Derek gritó mientras era arrojado fuera del edificio, cargado sobre el hombro de Baby como un saco.

Nadie lo detuvo, a pesar de los muchos testigos de esta humillación.

Peor aún, algunos incluso se rieron del espectáculo.

—¿Qué demonios…

—se burló Derek, aterrizando en el concreto fuera del edificio.

Miró con furia al hombre gigantesco, que todavía llevaba puesto un delantal rosa.

—¡Tú!

—Se obligó a levantarse, haciendo una mueca por el dolor creciente en su espinilla.

Derek levantó la barbilla, señalando a Baby, quien estaba frente a él como una montaña.

—Tú…

—Su respiración se entrecortó nuevamente, su dedo temblando ante el gigante inmóvil.

Su boca se abría y cerraba, pero todo lo que salía era un quebrado “tú”.

Su mente estaba llena de cosas para decir, pero su boca no le permitía expresarlas en voz alta.

Era como si su cuerpo rechazara su voluntad como parte de su supervivencia.

Al ver que más personas desde dentro del edificio los miraban, Derek tragó la tensión en su garganta y reunió el poco valor que tenía.

No había manera de que este oso con piel humana realmente lo golpeara frente a testigos, ¿verdad?

—Oye, ¿qué crees que estás haciendo?

¿Sabes quién soy yo?

—ladró Derek—.

¿Por qué estás dentro del lugar de mi abuelo…

¡no!

Quiero decir, ¿no tienes miedo de las consecuencias…

¡CRACK!

Derek casi se ahogó con sus palabras cuando la espátula de madera en la mano de Baby se partió por la mitad.

Sus ojos se agrandaron mientras Baby miraba lentamente el utensilio roto.

Las dos mitades cayeron al suelo, y cuando Baby abrió su mano, ¡la madera restante se había convertido en polvo!

Derek jadeó, palideciendo.

¿Ese tipo realmente había partido una espátula por la mitad con una sola mano?

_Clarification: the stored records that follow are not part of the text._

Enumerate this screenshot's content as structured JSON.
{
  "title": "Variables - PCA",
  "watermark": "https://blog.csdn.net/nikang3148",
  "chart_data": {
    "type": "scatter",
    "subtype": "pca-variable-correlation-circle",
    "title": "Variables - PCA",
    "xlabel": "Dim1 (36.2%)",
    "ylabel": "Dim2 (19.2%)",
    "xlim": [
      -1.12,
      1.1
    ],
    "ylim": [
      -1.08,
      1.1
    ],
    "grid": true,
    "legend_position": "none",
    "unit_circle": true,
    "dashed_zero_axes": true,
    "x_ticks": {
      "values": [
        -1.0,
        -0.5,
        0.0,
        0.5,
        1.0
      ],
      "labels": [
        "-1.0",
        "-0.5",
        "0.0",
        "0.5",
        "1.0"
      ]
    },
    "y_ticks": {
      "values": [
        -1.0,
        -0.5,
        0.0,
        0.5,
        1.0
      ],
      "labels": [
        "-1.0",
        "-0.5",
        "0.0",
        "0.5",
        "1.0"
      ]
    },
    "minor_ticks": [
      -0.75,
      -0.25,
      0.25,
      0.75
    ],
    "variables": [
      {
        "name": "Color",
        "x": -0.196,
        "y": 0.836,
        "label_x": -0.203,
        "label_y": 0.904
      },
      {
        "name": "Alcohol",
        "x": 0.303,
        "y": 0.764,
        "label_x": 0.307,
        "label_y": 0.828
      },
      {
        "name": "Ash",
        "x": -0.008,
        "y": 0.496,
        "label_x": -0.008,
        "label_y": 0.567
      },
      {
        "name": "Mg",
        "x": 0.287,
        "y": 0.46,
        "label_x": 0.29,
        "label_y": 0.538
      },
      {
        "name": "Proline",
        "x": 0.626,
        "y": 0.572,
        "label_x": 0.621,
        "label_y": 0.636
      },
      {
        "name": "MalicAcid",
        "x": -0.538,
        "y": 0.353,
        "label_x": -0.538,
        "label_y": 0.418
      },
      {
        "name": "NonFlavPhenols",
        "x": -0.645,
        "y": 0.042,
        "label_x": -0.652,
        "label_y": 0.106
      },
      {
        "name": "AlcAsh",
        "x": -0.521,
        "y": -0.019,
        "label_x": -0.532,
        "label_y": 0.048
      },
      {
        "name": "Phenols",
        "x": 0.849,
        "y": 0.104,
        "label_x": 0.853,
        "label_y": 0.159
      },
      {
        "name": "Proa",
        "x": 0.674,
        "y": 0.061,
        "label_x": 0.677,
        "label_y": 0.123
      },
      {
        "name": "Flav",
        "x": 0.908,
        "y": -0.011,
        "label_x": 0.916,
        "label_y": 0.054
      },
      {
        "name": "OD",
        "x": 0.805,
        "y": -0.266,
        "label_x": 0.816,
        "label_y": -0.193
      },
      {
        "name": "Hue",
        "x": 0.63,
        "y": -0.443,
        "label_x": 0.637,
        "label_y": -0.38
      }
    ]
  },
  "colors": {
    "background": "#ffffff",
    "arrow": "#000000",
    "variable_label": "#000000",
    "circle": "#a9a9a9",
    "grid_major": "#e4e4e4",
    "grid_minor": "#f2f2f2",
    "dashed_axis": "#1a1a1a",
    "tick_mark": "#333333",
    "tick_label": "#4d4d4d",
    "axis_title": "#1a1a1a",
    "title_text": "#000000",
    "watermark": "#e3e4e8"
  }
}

La mirada de Baby pasó de la espátula destruida a Derek, y por alguna razón, se posó en la pierna de Derek, haciendo que este instintivamente la escondiera.

—¿Qué consecuencias?

—salió la voz profunda y monstruosa de Baby, como algo salido directamente del noveno círculo del infierno.

Sin embargo, encajaba perfectamente con su físico.

—Co…

con…

las…

—tartamudeó Derek, retrocediendo.

Cuando finalmente puso suficiente distancia entre ellos, gritó:
— ¡Te arrepentirás de esto!

¡No sabes a quién acabas de ofender!

¡Recuerda mis palabras!

Sin esperar un segundo más, llamó a un taxi y saltó dentro.

El taxi desapareció casi instantáneamente.

Baby lo miró confundido.

Los espectadores estaban igualmente desconcertados, con las cabezas ladeadas en silenciosos signos de interrogación.

Todo lo que podían hacer era ver cómo el taxi se alejaba como si estuviera en alguna misión urgente.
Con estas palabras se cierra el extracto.